The petitioners based their case on evidence that when serving as GOC Central Command, Naveh violated a court ruling on the Israel Defense Forces' assassination policy, as well as Israeli and international law, in an incident first revealed by Haaretz two years ago. They wrote that Naveh's slated appointment is immoral, inappropriate and must be canceled.

Among the petitioners are former minister Shulamit Aloni, Uri Avnery and the Yesh Gvul and Gush Shalom movements. The petition was submitted by attorneys Omer Shatz and Yiftah Cohen.

The petition is based on the findings of an investigation by Haaretz journalist Uri Blau, which found that Naveh and other IDF senior officers allegedly authorized the assassination of wanted Palestinians who could be arrested, while taking into account the likelihood of death or injury to innocent bystanders. This would contradict a verdict rendered by the High Court in 2006 - which set forth guidelines concerning the activities security forces should conduct in such situations - as well as international and Israeli criminal law.

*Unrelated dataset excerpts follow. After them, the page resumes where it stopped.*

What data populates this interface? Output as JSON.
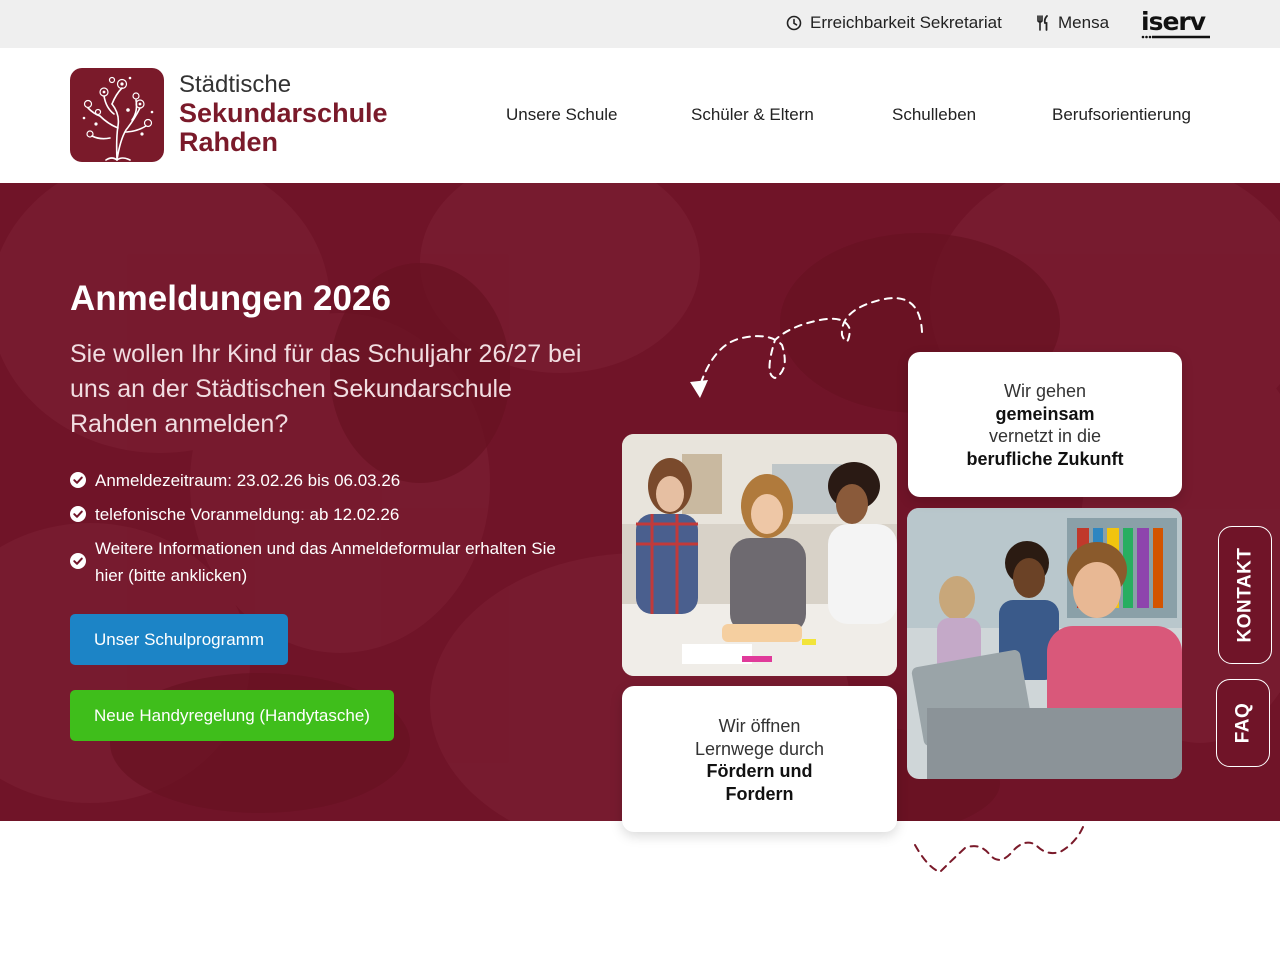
{
  "topbar": {
    "sekretariat_label": "Erreichbarkeit Sekretariat",
    "mensa_label": "Mensa",
    "iserv_logo_text": "iserv"
  },
  "logo": {
    "line1": "Städtische",
    "line2": "Sekundarschule",
    "line3": "Rahden"
  },
  "nav": {
    "items": [
      {
        "label": "Unsere Schule"
      },
      {
        "label": "Schüler & Eltern"
      },
      {
        "label": "Schulleben"
      },
      {
        "label": "Berufsorientierung"
      }
    ]
  },
  "hero": {
    "title": "Anmeldungen 2026",
    "lead": "Sie wollen Ihr Kind für das Schuljahr 26/27 bei uns an der Städtischen Sekundarschule Rahden anmelden?",
    "checklist": [
      "Anmeldezeitraum: 23.02.26 bis 06.03.26",
      "telefonische Voranmeldung: ab 12.02.26",
      "Weitere Informationen und das Anmeldeformular erhalten Sie hier (bitte anklicken)"
    ],
    "button_schulprogramm": "Unser Schulprogramm",
    "button_handy": "Neue Handyregelung (Handytasche)"
  },
  "cards": {
    "card1": {
      "l1": "Wir gehen",
      "l2": "gemeinsam",
      "l3": "vernetzt in die",
      "l4": "berufliche Zukunft"
    },
    "card2": {
      "l1": "Wir öffnen",
      "l2": "Lernwege durch",
      "l3": "Fördern und",
      "l4": "Fordern"
    }
  },
  "side_tabs": {
    "kontakt": "KONTAKT",
    "faq": "FAQ"
  },
  "colors": {
    "brand": "#7a1a2a",
    "hero_bg": "#701428",
    "button_blue": "#1c84c6",
    "button_green": "#3fbe1b",
    "topbar_bg": "#efefef"
  },
  "icons": {
    "sekretariat": "clock-icon",
    "mensa": "cutlery-icon",
    "check": "check-circle-icon"
  }
}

The petitioners argued that Naveh never refuted the claims against him. They say the Haaretz report suggests that top officers in the IDF, led by him, violated the court's instructions and thus committed gravest criminal offenses. They conclude the appointment cannot be allowed to go forward when the suspicions against Naveh were never properly investigated at all - most certainly not via a process independent of the military.

Despite these claims, the Supreme Court adopted the ruling of former Attorney General Menny Mazuz who upon investigating the matter concluded that there was very little basis to the petitioners' argument in all three assassination cases. Furthermore, the justices deemed that in light of both the former Attorney General's position as well as that of the Military Advocate General a criminal investigation is not warranted and the petition does not hold water.

Wednesday, the Prime Minister's Office announced the postponement of the meeting meant to take place Thursday to determine the appointment of Naveh. Less than 24 hours before the scheduled meeting, the Prime Minister's Office realized that all ministers had to receive notification of the decision 48 hours in advance. Therefore, the voting was postponed to Sunday to avoid any legal complications or invalidation of Naveh's expected appointment.